Again, I loved seeing the actual real pages of her diary. Paper can be so moving. Her handwriting was neat and in cursive. No one really writes like that anymore. I cried separate times on each floor of the house but like Anne wrote, as incredibly sad and hard and horrible it all is, the thing that remains heaviest is how much one person can affect others--"in spite of everything."

Tuesday, April 7, 2015

clinic tidbit


Yesterday I saw for the last time the very first patient I ever saw in clinic during my residency. I don't think she likes me all that much so it wasn't a particularly poignant farewell (Me: I know you don't like seeing the doctor, but I wanted to see you once before I left. Her: Okay. You're a doctor now?). But I love that after three years, I have a panel of patients who I know well, both medically and personally.

The other day in clinic, one patient gave me a stuffed animal and a silver dollar as a farewell gift, another brought me Filipino fried treats, and another asked to take a photograph together when I told him I was leaving. While the nature of this work relies on less concrete rewards, no one is immune to enjoying feeling appreciated.

Monday, April 6, 2015

stress rash


When I started my first month in the hospital as an intern, I developed a rash in multiple areas of my body. I'm pretty convinced that it was from the stress of the work, though at one point I was also worried like every other intern working at the county hospital about having gotten scabies from a patient. Luckily this wasn't the case, but this went on for several months and my skin started to darken where I'd been scratching a lot--over my back, thighs and ankles. I went to the dermatologist who didn't tell me much other than to use steroid cream to prevent scratching, because the darkening could be permanent, and that actually if the darkening hadn't gone away by now it was likely to be permanent. This bummed me out, as probably my favorite thing about my superficial self is my skin tone. But I didn't pay much attention since I don't see my back much, which is where most of the changes were. Recently I've noticed that my skin has returned to normal, so I suppose it just takes awhile to recover.
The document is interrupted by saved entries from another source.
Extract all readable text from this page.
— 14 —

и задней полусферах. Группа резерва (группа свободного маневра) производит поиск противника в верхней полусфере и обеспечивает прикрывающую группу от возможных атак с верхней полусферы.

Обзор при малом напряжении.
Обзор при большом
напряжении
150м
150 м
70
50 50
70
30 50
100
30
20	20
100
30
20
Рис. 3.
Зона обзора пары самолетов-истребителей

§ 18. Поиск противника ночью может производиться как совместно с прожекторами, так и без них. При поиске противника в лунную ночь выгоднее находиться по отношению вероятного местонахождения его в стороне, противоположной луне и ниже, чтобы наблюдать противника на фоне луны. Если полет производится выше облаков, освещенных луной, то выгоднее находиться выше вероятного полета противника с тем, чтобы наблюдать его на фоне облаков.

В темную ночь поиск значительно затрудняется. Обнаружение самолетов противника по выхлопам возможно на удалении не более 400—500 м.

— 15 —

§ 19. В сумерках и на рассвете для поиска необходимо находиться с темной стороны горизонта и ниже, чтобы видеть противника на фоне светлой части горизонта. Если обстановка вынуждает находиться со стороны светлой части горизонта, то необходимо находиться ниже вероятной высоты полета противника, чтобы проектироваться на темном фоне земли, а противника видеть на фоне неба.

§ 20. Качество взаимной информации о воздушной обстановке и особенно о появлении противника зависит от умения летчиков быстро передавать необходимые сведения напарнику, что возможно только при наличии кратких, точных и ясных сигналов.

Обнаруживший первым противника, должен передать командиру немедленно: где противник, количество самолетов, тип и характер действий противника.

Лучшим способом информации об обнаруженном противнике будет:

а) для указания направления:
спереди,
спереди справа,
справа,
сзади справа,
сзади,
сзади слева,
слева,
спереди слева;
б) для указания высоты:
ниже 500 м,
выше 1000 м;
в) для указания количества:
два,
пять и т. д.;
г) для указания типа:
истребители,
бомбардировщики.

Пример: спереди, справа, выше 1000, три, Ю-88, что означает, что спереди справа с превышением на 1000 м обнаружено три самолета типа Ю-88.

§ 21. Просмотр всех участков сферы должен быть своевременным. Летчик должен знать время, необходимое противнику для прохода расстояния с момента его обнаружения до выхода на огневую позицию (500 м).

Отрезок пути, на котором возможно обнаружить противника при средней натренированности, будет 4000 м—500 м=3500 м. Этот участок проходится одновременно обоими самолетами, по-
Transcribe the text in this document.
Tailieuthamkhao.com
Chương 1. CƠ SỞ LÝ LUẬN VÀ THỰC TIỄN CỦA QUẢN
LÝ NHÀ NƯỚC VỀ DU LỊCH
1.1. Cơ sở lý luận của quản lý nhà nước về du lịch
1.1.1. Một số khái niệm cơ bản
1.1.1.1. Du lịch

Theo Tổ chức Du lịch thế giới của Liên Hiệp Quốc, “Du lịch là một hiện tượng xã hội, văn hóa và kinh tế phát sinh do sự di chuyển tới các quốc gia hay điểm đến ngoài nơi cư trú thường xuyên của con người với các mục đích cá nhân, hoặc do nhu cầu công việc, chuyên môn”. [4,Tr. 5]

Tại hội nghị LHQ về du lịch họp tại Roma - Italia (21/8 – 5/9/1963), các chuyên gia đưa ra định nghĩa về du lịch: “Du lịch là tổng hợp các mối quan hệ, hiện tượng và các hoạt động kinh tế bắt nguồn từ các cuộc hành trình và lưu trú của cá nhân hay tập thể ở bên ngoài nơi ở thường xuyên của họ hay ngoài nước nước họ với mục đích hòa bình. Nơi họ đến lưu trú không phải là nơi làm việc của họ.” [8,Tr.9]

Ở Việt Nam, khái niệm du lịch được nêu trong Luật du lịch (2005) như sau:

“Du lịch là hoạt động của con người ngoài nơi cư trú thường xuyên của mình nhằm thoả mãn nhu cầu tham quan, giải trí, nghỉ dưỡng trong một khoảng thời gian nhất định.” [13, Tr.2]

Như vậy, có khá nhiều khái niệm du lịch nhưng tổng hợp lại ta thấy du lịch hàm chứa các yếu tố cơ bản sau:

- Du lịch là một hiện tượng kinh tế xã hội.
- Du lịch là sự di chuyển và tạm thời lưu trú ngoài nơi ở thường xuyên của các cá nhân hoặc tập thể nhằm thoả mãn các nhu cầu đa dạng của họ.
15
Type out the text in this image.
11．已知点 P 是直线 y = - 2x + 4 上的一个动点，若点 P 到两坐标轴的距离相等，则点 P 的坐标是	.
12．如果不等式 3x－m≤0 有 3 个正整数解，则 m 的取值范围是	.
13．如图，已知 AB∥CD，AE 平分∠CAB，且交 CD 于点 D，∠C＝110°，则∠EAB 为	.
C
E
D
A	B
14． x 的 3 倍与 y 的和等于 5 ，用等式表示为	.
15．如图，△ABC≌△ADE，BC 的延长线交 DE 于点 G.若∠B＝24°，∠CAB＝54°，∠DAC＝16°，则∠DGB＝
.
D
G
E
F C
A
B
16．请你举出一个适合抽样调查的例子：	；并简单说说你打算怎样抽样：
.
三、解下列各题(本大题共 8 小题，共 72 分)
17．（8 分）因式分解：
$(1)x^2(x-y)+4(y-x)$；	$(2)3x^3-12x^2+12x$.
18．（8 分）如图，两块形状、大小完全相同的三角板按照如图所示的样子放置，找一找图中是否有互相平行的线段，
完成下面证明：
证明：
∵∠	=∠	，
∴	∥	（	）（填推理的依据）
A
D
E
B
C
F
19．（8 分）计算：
But in the meantime, as I near the end of my residency and just finished the two hardest months of my training, with 30 hour days and living like a vampire while working nights, I've re-developed this stress rash in a lot of the same places. I'm trying my best to de-stress and recover, but it takes time and I've continued to have the rash despite now being on a normal, human schedule. It makes me think a lot about well-being, and the importance of active self-care. Because during those hard months, you just tough it out and think that it will be over soon, but the effects can be sustained even after the struggle. Your skin might permanently change color from what you did to yourself for a short time.

As someone who does a lot of self-reflection and active planning, I tend to think that I can surmount most things with lists and motivation and hard work. As a result I often take on difficult things feeling like I can get through it and stay balanced and normal, be in perfect shape emotionally, physically, concretely and philosophically. Residency has humbled me a lot, showing me that it's important to be mindful of what I take on and how it's affecting me, because no one can balance their lives during residency. There are many moments where it will be pose barriers to your health, relationships, and self-image.

Moving forward, I think the most important things are: 1) treat your mind and body well after the rough times, to allow it to recover, and 2) look back and see the worth of the sacrifices, because despite the difficulties there is much, much good. So as I have faith that my skin will heal, I also know that any scars are remnants of my battles--battles with some false pretenses and empty goals, but also with deep learning and real effects on other people and my own growth.